Ein wenig verärgert die Tatsache, dass sich einige Patzer und Ungenauigkeiten eingeschlichen haben, die zum Teil daraus zu resultieren scheinen, dass Giesen und Hahn ein wenig in ihren anderen Werken wie z.B. „Lexikon des Horrorfilms“ recherchiert haben und die dort begangenen Patzer einfach übernommen haben. Diese Schwächen werden aber durch die unüberlesbare Leidenschaft der beiden Autoren für die kleinen und großen Perlen des Trashfilms wieder aufgewogen. Umfangreich und mit großen Informationsgehalt wird auf Hunderte von B- und C-Movies eingegangen und jeder noch so schlechte Zelluloid-Müll unerbittlich aus den Abgründen der Filmgeschichte wieder ans Tageslicht gezerrt. Bei einigen der Filmen lässt sich jedoch hervorragend darüber streiten, ob sie wirklich in einem Buch mit dem Namen „Die schlechtesten Filme aller Zeiten“ auftauchen sollten, doch eine kurzweilige Lektüre ist das Buch auf jeden Fall. Auch als Geschenk für Filmfreunde eignet es sich allemal, denn damit kann man kaum etwas falsch machen! Einzig und allein das Layout hätte optisch ansprechender gelöst werden können, doch wenn der Inhalt stimmt, dann ist die Optik Nebensache, was im Übrigen auch für Filme gilt…

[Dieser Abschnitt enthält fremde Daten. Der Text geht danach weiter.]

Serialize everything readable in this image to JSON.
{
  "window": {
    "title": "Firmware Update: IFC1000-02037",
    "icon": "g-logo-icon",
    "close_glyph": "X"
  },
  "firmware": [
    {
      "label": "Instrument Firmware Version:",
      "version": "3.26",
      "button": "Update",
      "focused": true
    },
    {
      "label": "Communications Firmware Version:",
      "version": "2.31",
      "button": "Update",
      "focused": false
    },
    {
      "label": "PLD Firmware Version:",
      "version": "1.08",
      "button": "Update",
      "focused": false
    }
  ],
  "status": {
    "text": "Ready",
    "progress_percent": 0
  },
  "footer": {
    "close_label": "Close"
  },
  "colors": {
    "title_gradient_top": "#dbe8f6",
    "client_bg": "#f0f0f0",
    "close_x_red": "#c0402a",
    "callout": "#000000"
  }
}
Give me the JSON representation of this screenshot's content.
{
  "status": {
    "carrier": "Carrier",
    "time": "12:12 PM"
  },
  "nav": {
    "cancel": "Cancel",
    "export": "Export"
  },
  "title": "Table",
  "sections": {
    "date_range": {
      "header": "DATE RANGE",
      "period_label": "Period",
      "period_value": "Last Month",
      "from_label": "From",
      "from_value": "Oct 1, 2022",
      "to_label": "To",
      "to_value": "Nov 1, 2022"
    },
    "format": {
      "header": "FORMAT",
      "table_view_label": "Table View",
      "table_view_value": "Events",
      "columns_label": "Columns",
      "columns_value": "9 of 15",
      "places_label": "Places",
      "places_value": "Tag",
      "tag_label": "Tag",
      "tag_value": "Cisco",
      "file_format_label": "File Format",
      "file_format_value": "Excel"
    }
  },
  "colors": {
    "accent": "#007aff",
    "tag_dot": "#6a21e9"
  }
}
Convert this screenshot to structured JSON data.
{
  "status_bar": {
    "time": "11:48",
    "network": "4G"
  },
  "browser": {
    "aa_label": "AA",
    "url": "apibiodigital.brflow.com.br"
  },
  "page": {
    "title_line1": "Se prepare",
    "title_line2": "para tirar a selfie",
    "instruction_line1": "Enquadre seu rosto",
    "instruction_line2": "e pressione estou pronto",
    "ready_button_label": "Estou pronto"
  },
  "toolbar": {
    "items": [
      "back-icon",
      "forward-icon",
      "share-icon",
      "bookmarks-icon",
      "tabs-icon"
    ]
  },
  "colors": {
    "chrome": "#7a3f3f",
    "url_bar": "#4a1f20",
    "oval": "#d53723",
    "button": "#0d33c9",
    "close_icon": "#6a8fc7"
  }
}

Fazit: „Die schlechtesten Filme aller Zeiten“ ist eine sinnvolle Ergänzung im Regal von Trashfilm-Freaks, wenn man über einige Schwächen großzügig hinwegsieht. Fans und Gegner werden aber von dem Buch gleichermaßen zufrieden gestellt, weil die Autoren sichtlichen Spaß an schlechten Filmen und ihrer Arbeit haben.